The Importance of Maybe

in Thoughts on a Programming Language

on Wed, 24 Apr 2024

The Maybe or Option type is the simplest parametric sum type. For any given type, it adds exactly one additional value. Hence, 1 + T for some arbitrary type T.

The usual interpretation is that there is either Some value of type T, or None; or Just a value or Nothing. The particular names depend on your heritage. I learned Haskell before Rust or any ML, so I tend to prefer the Maybe/Just/Nothing trio. (But I've also written more Rust than Haskell, so I sometimes switch to Option/Some/None, or annoyingly mix Just and None. Oh well.

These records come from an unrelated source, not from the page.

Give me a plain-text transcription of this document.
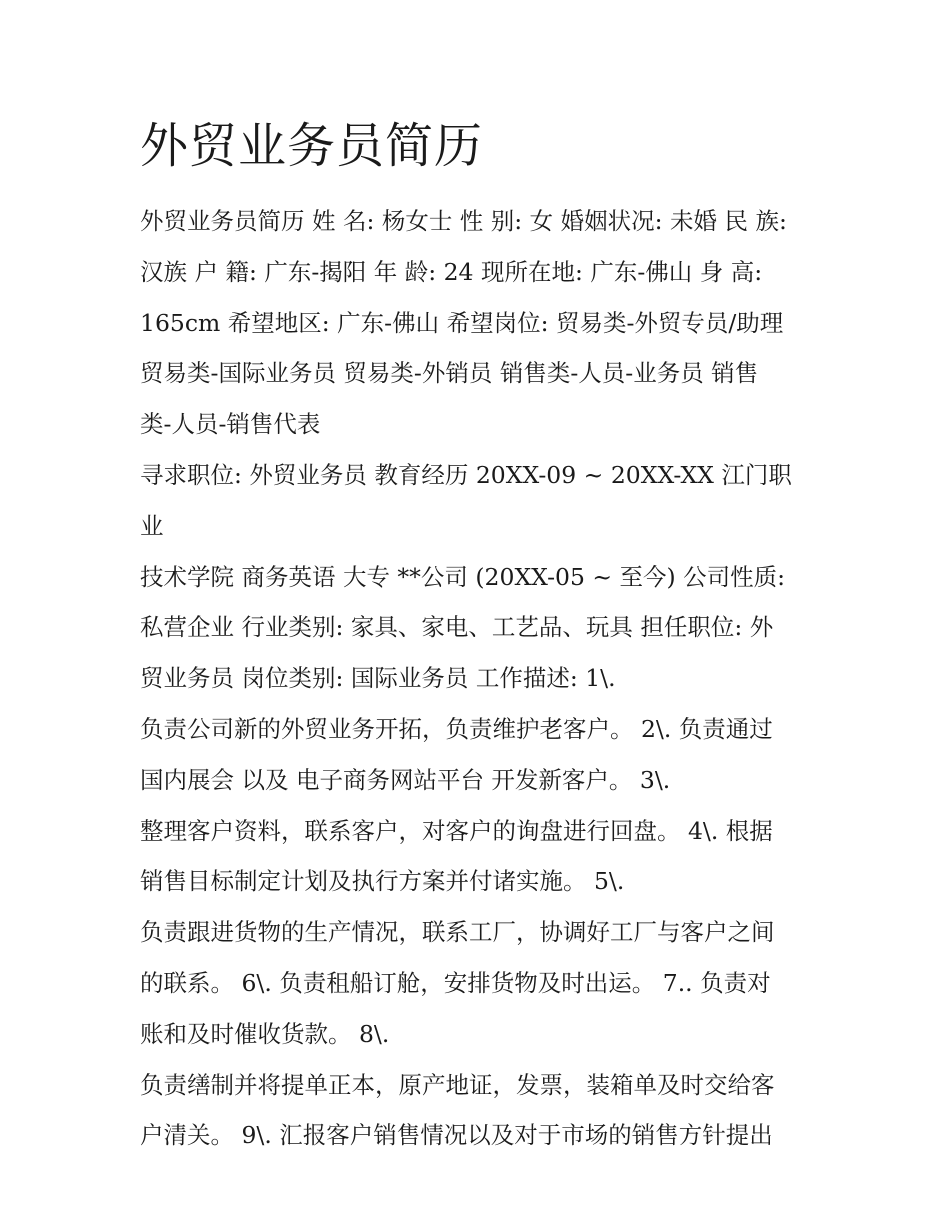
外贸业务员简历

外贸业务员简历 姓 名: 杨女士 性 别: 女 婚姻状况: 未婚 民 族:
汉族 户 籍: 广东-揭阳 年 龄: 24 现所在地: 广东-佛山 身 高:
165cm 希望地区: 广东-佛山 希望岗位: 贸易类-外贸专员/助理
贸易类-国际业务员 贸易类-外销员 销售类-人员-业务员 销售
类-人员-销售代表

寻求职位: 外贸业务员 教育经历 20XX-09 ~ 20XX-XX 江门职业
技术学院 商务英语 大专 **公司 (20XX-05 ~ 至今) 公司性质:
私营企业 行业类别: 家具、家电、工艺品、玩具 担任职位: 外
贸业务员 岗位类别: 国际业务员 工作描述: 1\.

负责公司新的外贸业务开拓，负责维护老客户。 2\. 负责通过
国内展会 以及 电子商务网站平台 开发新客户。 3\.

整理客户资料，联系客户，对客户的询盘进行回盘。 4\. 根据
销售目标制定计划及执行方案并付诸实施。 5\.

负责跟进货物的生产情况，联系工厂，协调好工厂与客户之间
的联系。 6\. 负责租船订舱，安排货物及时出运。 7.. 负责对
账和及时催收货款。 8\.

负责缮制并将提单正本，原产地证，发票，装箱单及时交给客
户清关。 9\. 汇报客户销售情况以及对于市场的销售方针提出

All of it means the same thing.)

Using the sum type (and unit type) syntax we established in the exposition, we can define ligma lang's Maybe type roughly as follows:

type .Maybe(T: type) =
    / .Nothing: **
    / .Some: T

But I think this approach is a mistake. The idea of "possibly absent value" is incredibly prevalent in computing. It's something that programmers should do very often. So, it should be very easy to do.

The syntax I like happens to be almost exactly what Zig has. For any type T, we can create a Maybe T by writing ?T. A single character as a prefix operator for arguably the most important type constructor.

There are some things I'd like ?T to do that Zig doesn't provide, though. A very important insight from the land of functional programming is that Maybe T is a monad. It's a wrapper around some context that allows us to perform computations that change with the context.

In essentially all functional programming languages, one can bind functions that take a T and return a U onto a Maybe T. If the Maybe is Some x, then x goes into the function as an input, and the result of type U is lifted back into the world of Maybes to become a Maybe U. If it's Nothing instead, then the function is ignored and the result remains Nothing.

I want that binding capability for ligma lang, but again, it's something too important not to have extremely simple syntax. Zig wants you to explicitly inspect the optional using if (m) |someValue| (or correspondingly while). Haskell lets you use do syntax, which gives the programmer a "procedural" sublanguage that is really just repeated binding on each result.

What I want in ligma lang is this rule:

If T has a property x of type U, then ?T has a property x of type ?U.

That is, I want monadic binding on the optional type to be implicit. As usual, I'm using "property" to mean "field or method" (assuming we have methods). In the latter case, this would also imply that optional closures bind application as well.

I still haven't actually landed on syntax for Just x and Nothing. Those terms I think are still a bit long-winded for how frequent they should be. A cute idea would be to write <x> and ><. Maybe (hehe) that's a bit too unusual, but I'll roll with it for now.

There also should be some sense of narrowing, i.e. the ability to recover the x in <x> in bound code. In most languages with Maybe or Option, you'd use pattern matching to do that. No specific ideas for ligma lang yet, considering I'm not even sure what functions should look like.

Now for a much less certain idea.

The unit type, which in ligma lang we write as **, has exactly one value. (Think "unit" as in "unity".) The Maybe type constructor takes an arbitrary type and adds exactly one additional value to it. That means that ?**, the optional unit type, has exactly two values.

There's another extremely important type that has exactly two values: bool, being either true or false. That means we could define type bool = ?**, along with making false mean (>< as ?**) (or whatever syntax) and true mean <**>.

In combination with implicit binding of function application, we get an interesting property from using this definition. Applying a function to true executes that function, and applying it to false doesn't. We've uncovered lambda calculus, kind of! We do need some syntax for the "else" part of conditional execution, though.

Note that defining bool this way implies that we need a special definition of equality for ?** separate from the implicitly promoted equality on **. Otherwise we'd have false == false evaluate to false and true == true evaluate to <true>. And the fact that we need special equality for ?** suggests that we should have it for ?T wherever T has equality. And the fact that we should have it for ?T suggests that if we have type constructors then we should have the ability to do it for any type constructor. And now we're basically at type classes.

I'm not sure whether ligma lang will have general type constructors. (I strongly want to avoid allowing recursion in types in consideration of compilation speed, but my understanding is that System Fω is fine in that regard.) This will be a topic to revisit when that decision is made.